Her reflections are coupled with reflections on those earlier pioneers, as presented by Laura Ingalls Wilder, whose children's books don't duck away from confronting the rampant racism in her childhood environment.

7 comments:

JBP said...

I suppose it matters what your perspective of pioneering is. If you think it is going into a rather dangerous area with a great deal of unknowns, Rogers Park (or Walnut Grove, Minnesota in 1870) certainly have that covered.

If "pioneers" displacing an open air drug market/shooting gallery at the Howard El, or the army of violent homeless people let loose in Rogers Park is a hostile fantasy, just how could one be peaceful?

Either way, Eula might just be imagining much this (or is a vomittable writer). It does not sound likely that Evanston was "officially" segregated in 1958, as it had been a sanctuary city for around 100 years at that time.

The NPR-like story of three folks in a creative writing class/diversity seminar being hounded by Evanston Lifeguards also smells a bit fishy. In living here for 15 years, I have never known the lifeguards in Evanston to lift a finger for much of anyone, let alone provide fodder for the UTNE Reader's bizarre slant.

JBP

Paul Botts said...

Now look, if readers start applying critical thinking to the pieces chosen for the Utne Reader their whole business model collapses. The publication makes a lot more sense once you realize that its appeal is faith-based.

Harold Henderson said...

For the record, Biss was published in The Believer.

JB, the definition of pioneering as "going into a rather dangerous area with a great deal of unknowns" would also apply to home invasion or burglary. If you narrow your focus enough, you can justify pretty much anything.

JBP said...

OK Harold,

After watching Little House for years, I gathered that pioneers such as Charles Ingalls were going about working, raising families, and improving their lot in life through honesty and education (similar to the Urban pioneers in Rogers Park).

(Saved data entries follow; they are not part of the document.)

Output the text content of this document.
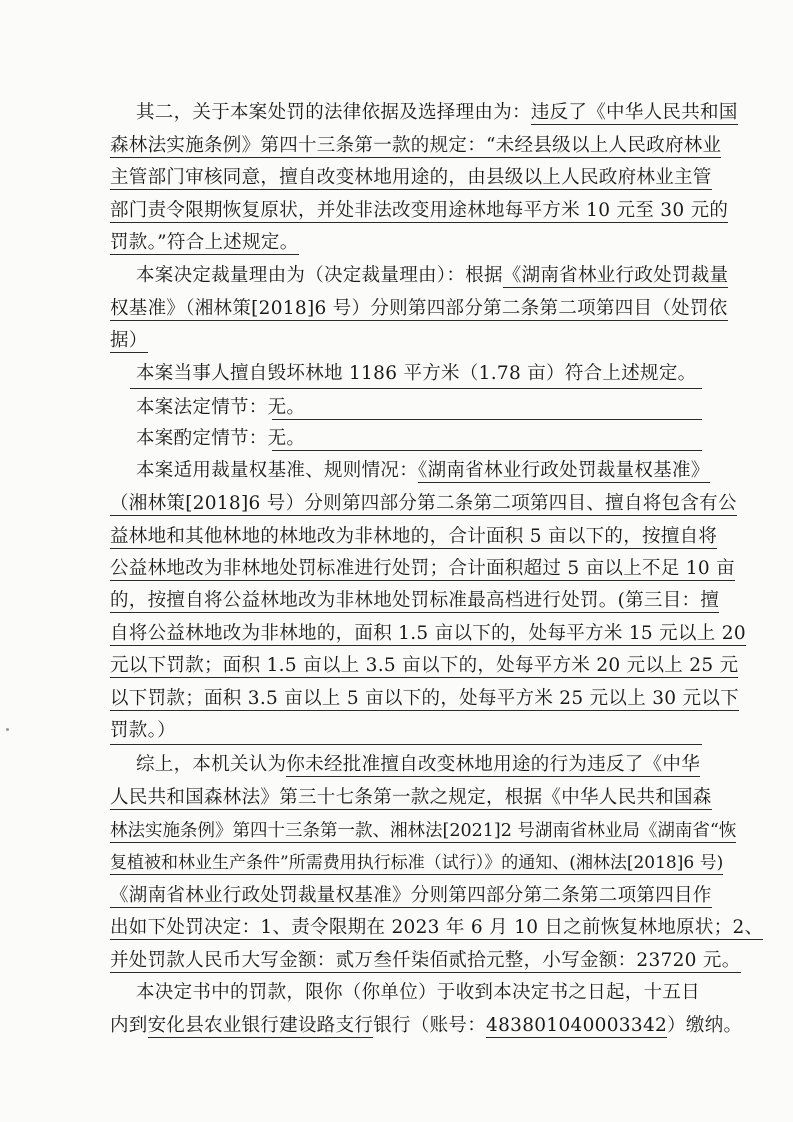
其二，关于本案处罚的法律依据及选择理由为：违反了《中华人民共和国
森林法实施条例》第四十三条第一款的规定：“未经县级以上人民政府林业
主管部门审核同意，擅自改变林地用途的，由县级以上人民政府林业主管
部门责令限期恢复原状，并处非法改变用途林地每平方米 10 元至 30 元的
罚款。”符合上述规定。
本案决定裁量理由为（决定裁量理由）：根据《湖南省林业行政处罚裁量
权基准》（湘林策[2018]6 号）分则第四部分第二条第二项第四目（处罚依
据）
本案当事人擅自毁坏林地 1186 平方米（1.78 亩）符合上述规定。
本案法定情节：无。
本案酌定情节：无。
本案适用裁量权基准、规则情况：《湖南省林业行政处罚裁量权基准》
（湘林策[2018]6 号）分则第四部分第二条第二项第四目、擅自将包含有公
益林地和其他林地的林地改为非林地的，合计面积 5 亩以下的，按擅自将
公益林地改为非林地处罚标准进行处罚；合计面积超过 5 亩以上不足 10 亩
的，按擅自将公益林地改为非林地处罚标准最高档进行处罚。(第三目：擅
自将公益林地改为非林地的，面积 1.5 亩以下的，处每平方米 15 元以上 20
元以下罚款；面积 1.5 亩以上 3.5 亩以下的，处每平方米 20 元以上 25 元
以下罚款；面积 3.5 亩以上 5 亩以下的，处每平方米 25 元以上 30 元以下
罚款。）
综上，本机关认为你未经批准擅自改变林地用途的行为违反了《中华
人民共和国森林法》第三十七条第一款之规定，根据《中华人民共和国森
林法实施条例》第四十三条第一款、湘林法[2021]2 号湖南省林业局《湖南省“恢
复植被和林业生产条件”所需费用执行标准（试行）》的通知、(湘林法[2018]6 号)
《湖南省林业行政处罚裁量权基准》分则第四部分第二条第二项第四目作
出如下处罚决定：1、责令限期在 2023 年 6 月 10 日之前恢复林地原状；2、
并处罚款人民币大写金额：贰万叁仟柒佰贰拾元整，小写金额：23720 元。
本决定书中的罚款，限你（你单位）于收到本决定书之日起，十五日
内到安化县农业银行建设路支行银行（账号：483801040003342）缴纳。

I must have missed the episodes where Charles and Mr. Edwards started burglarizing homes-or the episodes in Rogers Park where the UP become the drug-addled freaks terrorizing the neighborhood.

JBP

Harold Henderson said...

Laura Ingalls Wilder (with extensive help from her daughter) was the author of *books,* JB. In those books she didn't play down the issues you want to paper over, such as the fact that most of the people around in her childhood believed as a matter of course that the only good Indian was a dead one. As she tells it, she had some things to say about that as a child.

JBP said...

H,

Not papering over much of anything. My family, and most likely yours as well, came into the Midwest as pioneers, and brought a mule train full of complexity with their relationship to the incumbents living in the area.

Eula's slant against new people moving in to Rogers Park is just that, a bias and most likely an ill formed bias in the context of the rest of his article.

Laura Ingalls Wilder, by the way, became known as a Classic (not Leftist) Liberal in her later years.

JBP said...

That is Rose Wilder Lane, Laura's daughter, is the noted Libertarian/Liberal.